The most popular alternative to chronological structure is to use a voice-over from an omniscient (or at least more knowing) narrator who takes you through a (usually) chronological linear sequence in their past. A lot of people use the device to set up a dramatic high-point when the flashback catches up to the narrator’s present. “Stranger Than Fiction” used the VO device nicely to take self-conscious story-telling to another level. And “Lost” has taken flashbacks to a new level, especially in the turn from the end of Season 3 into Season 4 when (spoiler alert) they start flashing forward while maintaining the flashbacks, so you become totally disoriented in time. Time dislocation and the inherently more organic, spiral structure that goes with it, is obviously a strategy employed by Tarantino, Memento and so on back to Last Year at Marienbad and probably beyond. Film nerds please chime in.

My creative guru Beth Lapides says she thinks a lot of modern storytelling now starts at a dramatic high point then loops forward and back in time as background or forward momentum are called for.

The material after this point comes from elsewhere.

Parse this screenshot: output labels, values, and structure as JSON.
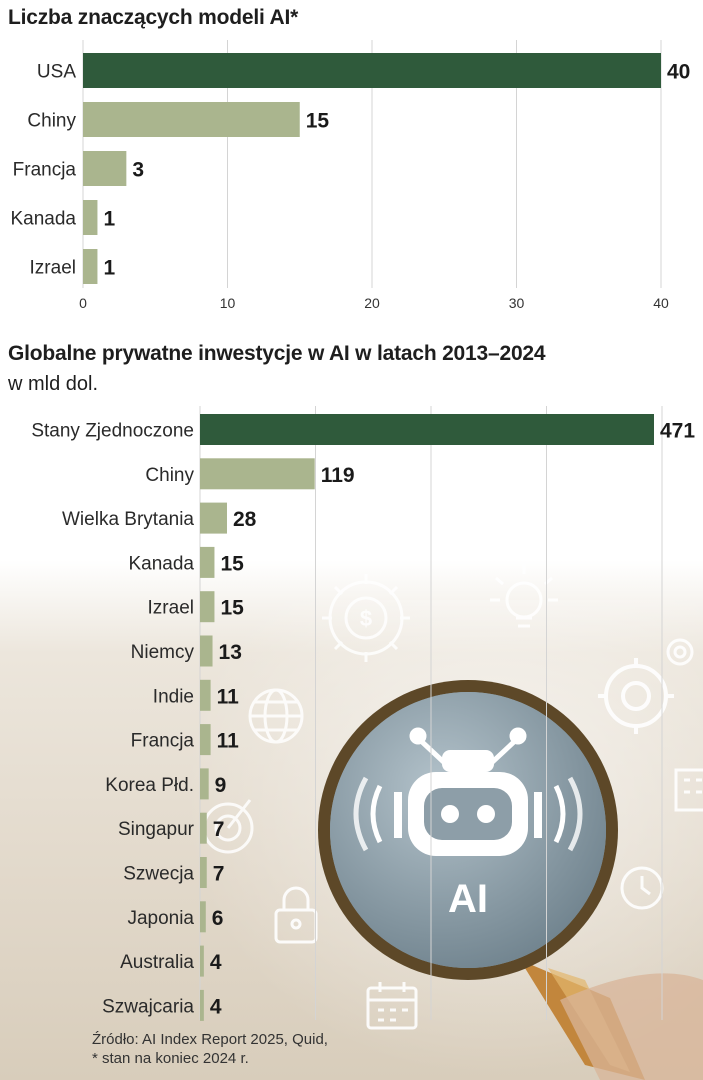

That’s certainly the way most standup comedy works best.

This is also highly-related to a thematic essay structure, where the theme or argurment becomes the spine and timeline follows function. The problem, I mean ‘challenge’ of the organic spiral approach is that each story has to find its own unique shape, and that can be a little, uh… time-consuming.

But even when you’re going from a chronological point A to point B (and don’t forget about C and beyond), there are a lot of ways to take the ride. We recommend taking a look at these amazing pictures of vibrating strings as a graphic illustration of the variety of ways one string can vibrate – and some different ways the same story could get told.